“Jadi, mamah ngga izinin kita bareng lagi?”
Sesuai perkataan Salma tadi, sekarang di jam istirahat, mereka sudah duduk bersama di salah satu meja di kantin.
Orang-orang sudah tidak heran lagi jika mereka selalu bersama. Walaupun kadang masih ada satu dua orang yang menatap mereka tidak suka.
Tetatpi maupun Salma ataupun Mahen, mereka orang yang tidak terlalu peduli. Tidak memasukan perkataan jahat itu ke hati mereka.
“Iya… Tapi mau tau yang paling ngagetin?” Salma memberikan sedikit jeda. “Gue sama Zara sodaraan,” lanjutnya.
Mahen langsung menatap Salma dengan ekspresi yang sulit diartikan. “Kok bisa?”
“Maksud gua, kok… baru tau atau gimana?”
Salma menghela napasnya. “Ngga tau, bingung. Kadang mikir, dunia aneh banget ke gua.”
“Tapi Sal—”
cekrek
“Bukannya udah dibilang, ya, kalo ngga boleh bareng.” belum sempat Mahen menyelesaikan perkataanya, Zara tiba-tiba datang entah darimana.
“Lo.” Salma menatap Zara, “Ngapain lo di sini?”

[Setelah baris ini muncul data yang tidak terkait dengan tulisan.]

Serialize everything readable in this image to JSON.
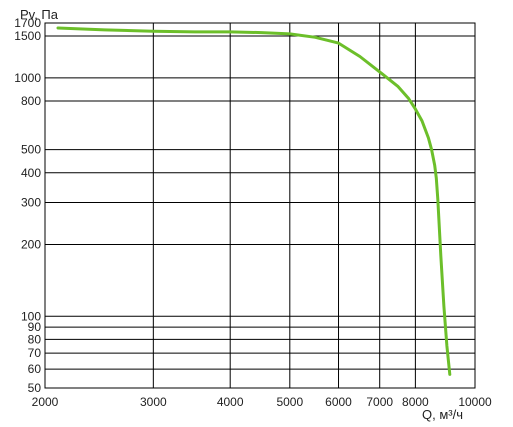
{
  "chart_data": {
    "type": "line",
    "title": "",
    "ylabel": "Pv, Па",
    "xlabel": "Q, м³/ч",
    "x_scale": "log",
    "y_scale": "log",
    "xlim": [
      2000,
      10000
    ],
    "ylim": [
      50,
      1700
    ],
    "grid": true,
    "x_ticks": [
      2000,
      3000,
      4000,
      5000,
      6000,
      7000,
      8000,
      10000
    ],
    "y_ticks": [
      50,
      60,
      70,
      80,
      90,
      100,
      200,
      300,
      400,
      500,
      800,
      1000,
      1500,
      1700
    ],
    "series": [
      {
        "color": "#6cbf2a",
        "x": [
          2100,
          2500,
          3000,
          3500,
          4000,
          4500,
          5000,
          5500,
          6000,
          6500,
          7000,
          7500,
          7800,
          8000,
          8200,
          8400,
          8500,
          8600,
          8650,
          8700,
          8800,
          8900,
          9000,
          9100
        ],
        "y": [
          1620,
          1590,
          1570,
          1560,
          1560,
          1550,
          1530,
          1480,
          1400,
          1230,
          1060,
          920,
          820,
          740,
          660,
          560,
          500,
          430,
          380,
          310,
          180,
          110,
          75,
          57
        ]
      }
    ]
  }
}
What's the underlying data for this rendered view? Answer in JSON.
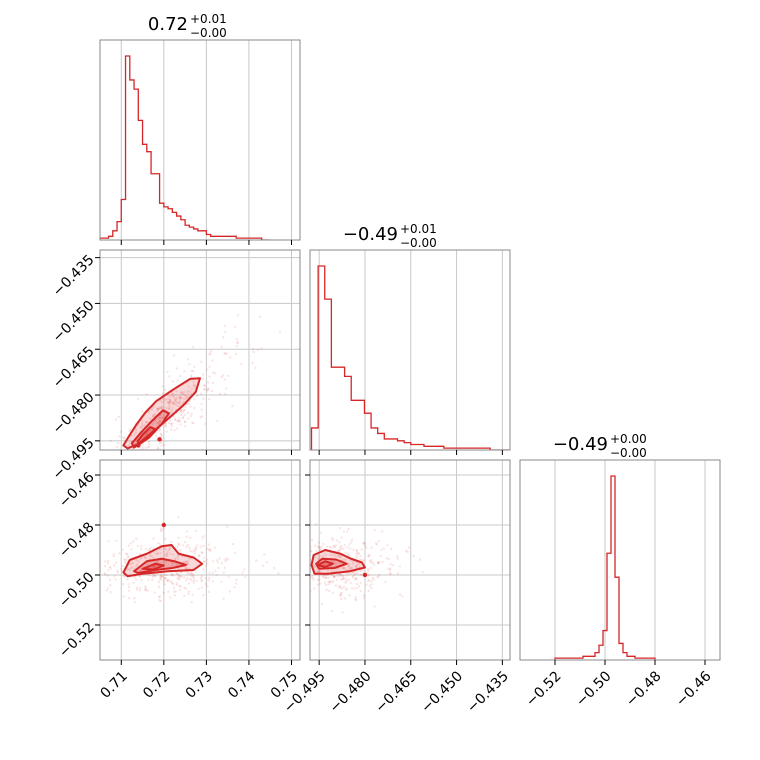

“Kalo misalnya gue kirim ke mamah lo, gimana, ya, Sal?” bukannya menjawab pertanyaan Salma, Zara malah bertanya balik.
“Kira-kira bakal marah ngga, ya?” tanyanya dengan nada mengejek. “Lo mau apa, sih?” kali ini Mahenlah yang bertanya.
“Mau apa, ya? banyak tanya lo. Gue mau ke kelas, ah. Terus kirim ini, bye guys.”
Setelahnya, Zara benar-benar meninggalkan area kantin. Meninggalkan Salma dan Mahen yang saling tatap kebingungan di sana.